Back in Minnesota: NYCHA President Greg Russ to step down with city housing still a mess

New York City Housing Authority Chairman Gregory Russ, top earner, is stepping down from his comfortable six-figure job this week.

Russ, who made between $414,000 and $430,000 a year as NYCHA chairman and CEO, will announce his departure on Thursday, The City first reported.

A former head of the Minneapolis Housing Authority, Russ was tasked with rescuing the nation’s largest public housing authority from a financial hole fueled by decades of mismanagement.

But he took the role as he traveled from his Midwestern home to his rented high-rise in Tribeca.

He was making well over $400,000 a year until last fall, when fallout from an arsenic crisis at NYCHA housing estates prompted the federal agency to separate the positions of chairman and CEO.

Greg Russ pictured with Mayor Eric Adams in June 2022.
Paul Martinka for NY Post

According to The City, Russ’ salary then fell to $258,000 – the same as New York City Mayor Eric Adams and more than Governor Kathy Hochul’s $250,000.

Russ’ last day is reportedly scheduled for mid-February. After his departure, the role of President will transition to a part-time volunteer position.

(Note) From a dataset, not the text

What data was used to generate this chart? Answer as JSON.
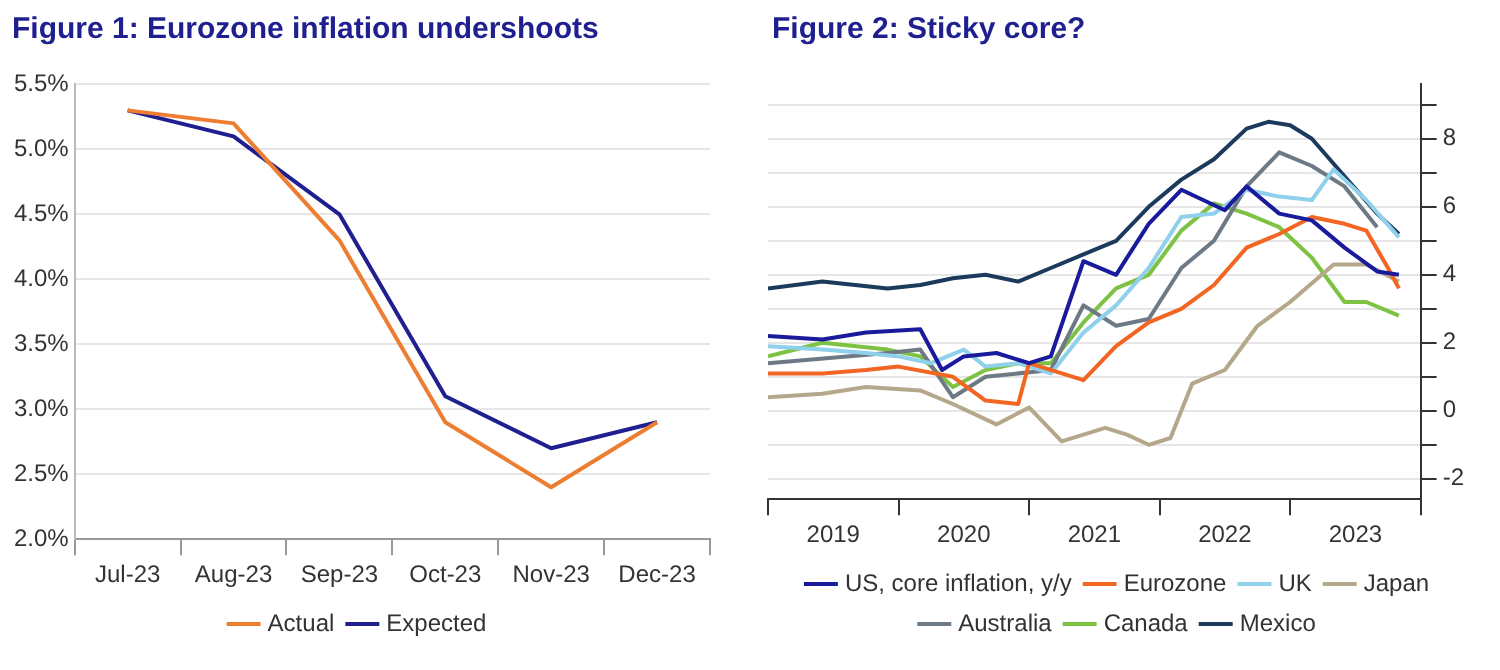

“By having NYCHA’s president on a part-time basis, NYCHA’s governance reflects the public housing industry norm of having a part-time president,” said Alicka Ampry-Samuel, HUD Office Administrator overseeing New York, at The City.

Greg Russ faced the unenviable task of saving NYCHA from financial straits.
Greg Russ faced the unenviable task of saving NYCHA from financial straits.
William Farrington for NY Post

Details of the change are “still under discussion”, she said.

In addition to ameliorating NYCHA’s money troubles, Russ also had to clean up the mess left by his predecessors after an investigation by the U.S. Attorney in Manhattan uncovered a history of mismanagement and laxity regarding unfit conditions.

Former prosecutor Bart Schwartz, who was also called in for his high salary at taxpayer expense, was appointed Comptroller of Authority before Russ was hired, and a timeline for reforms and reparations was put in place .

But despite NYCHA’s valiant efforts to remove lead paint from tens of thousands of units and improve ventilation systems to ward off mold, Russ’ tenure ultimately lacked major progress.

Last spring, city council members were outraged to learn that Schwartz had spent $32 million but failed to institute many of the expected changes.

Thanks in part to a rent collection shortfall during the pandemic, unresolved repair claims from NYCHA residents rose from 582,000 to 681,000 last year, the city said.

A city-paid elevator repair sweep has also been delayed. During the holidays, thousands of tenants found themselves without heating or hot water.

Amid a series of false starts, the main victory of Russ’ tenure was the formal approval of a “preservation trust” that will transfer funding for 25,000 apartments to federal Section 8 housing bonds.

The change will allow a NYCHA-run trust to borrow millions in reparations funds through bond offerings. The board of directors that will oversee the activities of the trust will be formed later this year.

New York City Hall and the Department of Housing and Urban Development did not immediately respond to the Post’s request for comment.